Know The Best Time To Water Your Plant
The ideal time to water your plant is either in the morning or in the evening and not when the sun is scorching hot.
Know How Much Is Enough
Add water until it drains out of the drainage holes at the bottom of your pot or planter. If your pot does not have a drainage hole, ensure that it has some sort of safeguard against root rot, whether that’s rocks or another moisture catcher at the bottom. Roots should not be allowed to sit in water as this is the quickest way to kill a plant.
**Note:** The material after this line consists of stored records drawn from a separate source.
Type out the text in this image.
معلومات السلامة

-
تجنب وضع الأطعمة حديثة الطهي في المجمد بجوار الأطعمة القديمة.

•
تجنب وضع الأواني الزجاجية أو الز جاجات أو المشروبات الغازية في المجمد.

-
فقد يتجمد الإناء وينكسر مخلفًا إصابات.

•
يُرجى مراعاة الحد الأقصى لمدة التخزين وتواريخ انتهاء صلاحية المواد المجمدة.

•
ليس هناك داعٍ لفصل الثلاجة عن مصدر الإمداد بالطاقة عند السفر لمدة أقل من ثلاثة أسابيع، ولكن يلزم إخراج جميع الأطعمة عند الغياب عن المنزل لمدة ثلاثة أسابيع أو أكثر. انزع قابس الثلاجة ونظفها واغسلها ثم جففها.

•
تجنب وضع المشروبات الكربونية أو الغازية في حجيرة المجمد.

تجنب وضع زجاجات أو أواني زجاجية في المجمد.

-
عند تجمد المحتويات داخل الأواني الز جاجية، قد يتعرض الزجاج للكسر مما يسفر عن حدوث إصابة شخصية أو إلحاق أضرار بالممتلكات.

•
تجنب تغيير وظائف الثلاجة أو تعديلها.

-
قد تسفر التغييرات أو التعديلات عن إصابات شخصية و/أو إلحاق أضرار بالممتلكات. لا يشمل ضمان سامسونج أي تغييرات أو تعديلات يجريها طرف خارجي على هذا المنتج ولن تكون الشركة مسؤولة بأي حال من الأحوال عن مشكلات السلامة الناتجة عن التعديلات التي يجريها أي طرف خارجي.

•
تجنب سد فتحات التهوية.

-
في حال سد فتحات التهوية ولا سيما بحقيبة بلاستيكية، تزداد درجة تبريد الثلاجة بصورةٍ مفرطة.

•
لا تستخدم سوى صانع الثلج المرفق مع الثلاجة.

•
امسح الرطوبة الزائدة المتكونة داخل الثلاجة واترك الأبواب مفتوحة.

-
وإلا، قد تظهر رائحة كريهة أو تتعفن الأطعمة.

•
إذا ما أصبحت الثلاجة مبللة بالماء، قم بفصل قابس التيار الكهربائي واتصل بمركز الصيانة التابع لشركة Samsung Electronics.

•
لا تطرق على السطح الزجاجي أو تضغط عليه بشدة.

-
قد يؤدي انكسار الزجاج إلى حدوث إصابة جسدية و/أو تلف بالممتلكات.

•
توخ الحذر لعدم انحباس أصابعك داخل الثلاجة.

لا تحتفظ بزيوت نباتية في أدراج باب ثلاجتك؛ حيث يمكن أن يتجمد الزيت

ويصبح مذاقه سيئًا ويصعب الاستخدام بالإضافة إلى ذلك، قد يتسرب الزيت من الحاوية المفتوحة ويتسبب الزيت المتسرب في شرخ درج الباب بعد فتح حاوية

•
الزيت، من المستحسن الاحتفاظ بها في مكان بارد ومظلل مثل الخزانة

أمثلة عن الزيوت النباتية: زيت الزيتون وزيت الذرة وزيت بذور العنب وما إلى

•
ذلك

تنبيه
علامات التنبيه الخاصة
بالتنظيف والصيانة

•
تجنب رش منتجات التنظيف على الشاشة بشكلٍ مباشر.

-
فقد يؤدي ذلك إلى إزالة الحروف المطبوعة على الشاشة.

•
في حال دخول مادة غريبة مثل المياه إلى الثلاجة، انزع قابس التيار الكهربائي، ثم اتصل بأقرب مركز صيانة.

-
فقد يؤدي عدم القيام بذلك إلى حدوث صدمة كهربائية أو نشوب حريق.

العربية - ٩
Avoid oversaturating by adding just enough water that it drains out of the bottom; too much can hurt the plant. If you come back again to water later and the top of the soil is moist, you probably don’t need to water again just yet.
Water The Soil
Water should be poured onto the soil, not the plant leaves and flowers. Pouring water directly on to the plant can result in fungal diseases and even scorched spots on the leaves.
Some Wilting Is Normal
Some plants and flowers, especially plants in outdoor pots, may look wilted at the hottest times of day. Don’t panic and drown them in water. Plants wilt as self-protection to keep the roots from losing too much moisture. Wait to see if the plants perk up again once things cool off at the end of the day; if they don’t, simply give them a little more water.
Prevent Root Rot
Don’t let your pots sit in or get drenched with water too often as this could result in your plant developing root rot. If you’re using saucers under planters, be sure to empty them after you water and after it rains to keep the roots and soil moist, but not drenched.